Here's the way it works. When most people pay their own medical bills, the doctor sits down with the patient and they discuss options and costs and decide what to do. When most people have insurance, that discussion does not take place. Tests and second opinions that would otherwise have been optional are automatic. The doctor hires more staff to fill out the insurance forms and keep extensive records. The doctor has to have the latest equipment to be sure his diagnoses are legally defensible. Everybody knows the bills are covered, and services are assumed to be competent. All of this, the extra tests, the second opinions, the documentation, the equipment, has to be paid for, and the cost goes on the patient's bill. The insurance company's only concern is that charges are necessary and reasonable.

Please notice that I have not suggested any form of deception. All of this is normal, honest, and unavoidable. Increased medical costs are automatic when most people have insurance.

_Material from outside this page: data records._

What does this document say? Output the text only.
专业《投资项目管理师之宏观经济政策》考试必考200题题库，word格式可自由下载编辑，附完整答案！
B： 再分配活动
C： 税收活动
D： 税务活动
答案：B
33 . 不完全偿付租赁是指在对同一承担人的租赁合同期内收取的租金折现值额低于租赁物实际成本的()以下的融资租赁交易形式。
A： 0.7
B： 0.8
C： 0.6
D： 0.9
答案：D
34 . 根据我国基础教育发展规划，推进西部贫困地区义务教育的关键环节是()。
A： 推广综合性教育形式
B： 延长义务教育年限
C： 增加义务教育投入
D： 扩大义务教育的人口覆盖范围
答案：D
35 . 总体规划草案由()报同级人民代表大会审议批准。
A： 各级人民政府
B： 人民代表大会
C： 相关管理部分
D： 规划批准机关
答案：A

But normal market forces are still at work. Demand is limitless, but services are scarce. In a normal market, demand is controlled by costs. When that restraint is removed some other method must be found to keep demand equal to supply. One way to limit demand is to make patients wait. When there aren't enough doctors to treat people as fast as they come in, patients must wait. Those that can't or won't wait go away. Travel to a treatment center has the same effect. When the market is controlled by costs, people who really need treatment can get it by paying the cost. When the market is controlled by some other method, individuals are prevented from making their own decisions about what they really need. They can only get treatment by waiting, or by obtaining some sort of official approval or professional reference, that is to say, by political influence.